Researchers at Oregon State University College of Engineering have received funding to develop a process to convert waste polyvinyl chloride (PVC) into a wax that can be used as an adhesive. PVC is ubiquitous in the construction sector, and has a large presence in health care, including surgical tubing, IV fluid bags, and oxygen masks. It’s found in consumer products from teething rings to pet toys.

However, PVC is difficult to recycle and can release harmful dioxins when disposed of through incineration. OSU’s Kostas Goulas, assistant professor of chemical engineering said, “The major industrial pain point we are trying to address is that the current methods to recycle PVC waste are too expensive or inappropriate for many PVC waste streams. For example, recycling vinyl flooring waste is difficult and costly. We think that our method is significantly improved over previous attempts to recycle or upcycle PVC.”

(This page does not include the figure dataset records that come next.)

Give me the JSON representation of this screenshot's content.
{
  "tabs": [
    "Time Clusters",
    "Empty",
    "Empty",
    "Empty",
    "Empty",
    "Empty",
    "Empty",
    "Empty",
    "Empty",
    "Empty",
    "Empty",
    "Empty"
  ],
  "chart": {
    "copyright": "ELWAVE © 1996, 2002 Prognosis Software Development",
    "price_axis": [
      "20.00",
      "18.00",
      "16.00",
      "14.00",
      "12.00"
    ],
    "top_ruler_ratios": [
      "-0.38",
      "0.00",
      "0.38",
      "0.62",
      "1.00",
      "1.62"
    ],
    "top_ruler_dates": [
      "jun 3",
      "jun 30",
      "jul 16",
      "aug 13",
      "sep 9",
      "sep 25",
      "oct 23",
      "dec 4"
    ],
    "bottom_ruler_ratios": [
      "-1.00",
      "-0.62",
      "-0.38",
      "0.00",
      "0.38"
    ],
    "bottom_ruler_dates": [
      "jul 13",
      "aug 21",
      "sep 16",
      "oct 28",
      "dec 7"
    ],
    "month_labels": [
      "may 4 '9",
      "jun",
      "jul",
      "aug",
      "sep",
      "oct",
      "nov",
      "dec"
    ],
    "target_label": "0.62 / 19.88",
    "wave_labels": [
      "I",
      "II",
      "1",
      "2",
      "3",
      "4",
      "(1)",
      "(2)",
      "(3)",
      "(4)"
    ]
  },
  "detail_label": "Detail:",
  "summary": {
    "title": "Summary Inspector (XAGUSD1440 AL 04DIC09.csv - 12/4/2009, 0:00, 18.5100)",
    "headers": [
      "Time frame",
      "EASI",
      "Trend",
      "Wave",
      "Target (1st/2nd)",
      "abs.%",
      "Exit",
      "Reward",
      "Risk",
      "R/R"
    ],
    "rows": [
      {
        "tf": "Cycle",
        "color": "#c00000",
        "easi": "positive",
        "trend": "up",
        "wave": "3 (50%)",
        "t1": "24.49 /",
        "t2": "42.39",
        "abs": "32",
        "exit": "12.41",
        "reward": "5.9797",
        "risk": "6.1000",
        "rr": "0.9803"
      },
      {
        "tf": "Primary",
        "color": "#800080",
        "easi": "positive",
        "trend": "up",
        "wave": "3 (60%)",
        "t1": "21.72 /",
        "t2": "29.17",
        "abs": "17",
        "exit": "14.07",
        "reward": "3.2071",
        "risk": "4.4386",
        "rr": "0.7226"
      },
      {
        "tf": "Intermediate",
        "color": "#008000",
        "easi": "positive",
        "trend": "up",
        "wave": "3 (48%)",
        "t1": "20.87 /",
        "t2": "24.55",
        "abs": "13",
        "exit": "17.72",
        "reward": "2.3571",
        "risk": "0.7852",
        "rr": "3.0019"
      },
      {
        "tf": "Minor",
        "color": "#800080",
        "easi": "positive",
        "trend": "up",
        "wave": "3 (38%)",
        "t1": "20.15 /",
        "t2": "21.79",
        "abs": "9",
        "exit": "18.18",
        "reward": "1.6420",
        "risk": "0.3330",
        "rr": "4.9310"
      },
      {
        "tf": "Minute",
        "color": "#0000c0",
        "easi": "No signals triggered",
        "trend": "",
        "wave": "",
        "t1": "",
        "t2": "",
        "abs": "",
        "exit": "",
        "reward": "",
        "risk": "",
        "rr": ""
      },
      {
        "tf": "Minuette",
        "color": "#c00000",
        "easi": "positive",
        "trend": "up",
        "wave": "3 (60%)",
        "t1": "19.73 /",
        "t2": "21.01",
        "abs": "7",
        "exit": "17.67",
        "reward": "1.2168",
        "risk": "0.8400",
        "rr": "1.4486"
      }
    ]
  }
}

Goulas and students Scott Svadlenak, Makayla Vu, and Sophie Wojcik are working on a hydrothermal treatment and hydrogenation process that can deal with contaminated waste while sequestering chlorine as salt and carbon as a valuable hydrocarbon wax.

“Our method works by removing the chlorine from the waste PVC polymer and hydrogenating the intermediate unsaturated polymer formed from the PVC to a hydrocarbon wax,” said Goulas.

Sodium chloride, or rock salt, is among the raw materials used in making PVC. Typically, chlorine is industrially produced from salt through electrolysis. The sodium chloride yielded from the wax production can be used for the synthesis of new PVC.

Goulas added, “We think that the wax can be used as a hot melt adhesive wax. Compared to solvent-based adhesives, hot melt adhesives have the advantage of not containing potentially harmful volatile organic compounds. We think an adhesive that doesn’t have VOCs is a big advantage in the flooring industry, where adhesive is extensively used. Working with the flooring industry also enables us to use a single value chain for both our raw materials and our products.”

The research group is currently focusing on optimizing the yield of the catalytic process and the quality of the wax produced from different types of PVC waste. The researchers are exploring the technology as the basis for a startup company and are working with PVC building materials partners to better understand the partners’ needs and to try to secure a steady flow of waste.

The Vinyl Institute has so far provided a one-year grant of $100,000, with the potential of an additional $200,000 over two more years.

VentureWell, a nonprofit that assists university faculty and students in the creation of socially beneficial businesses, has awarded the Goulas lab a $25,000 grant for the PVC-to-adhesive project.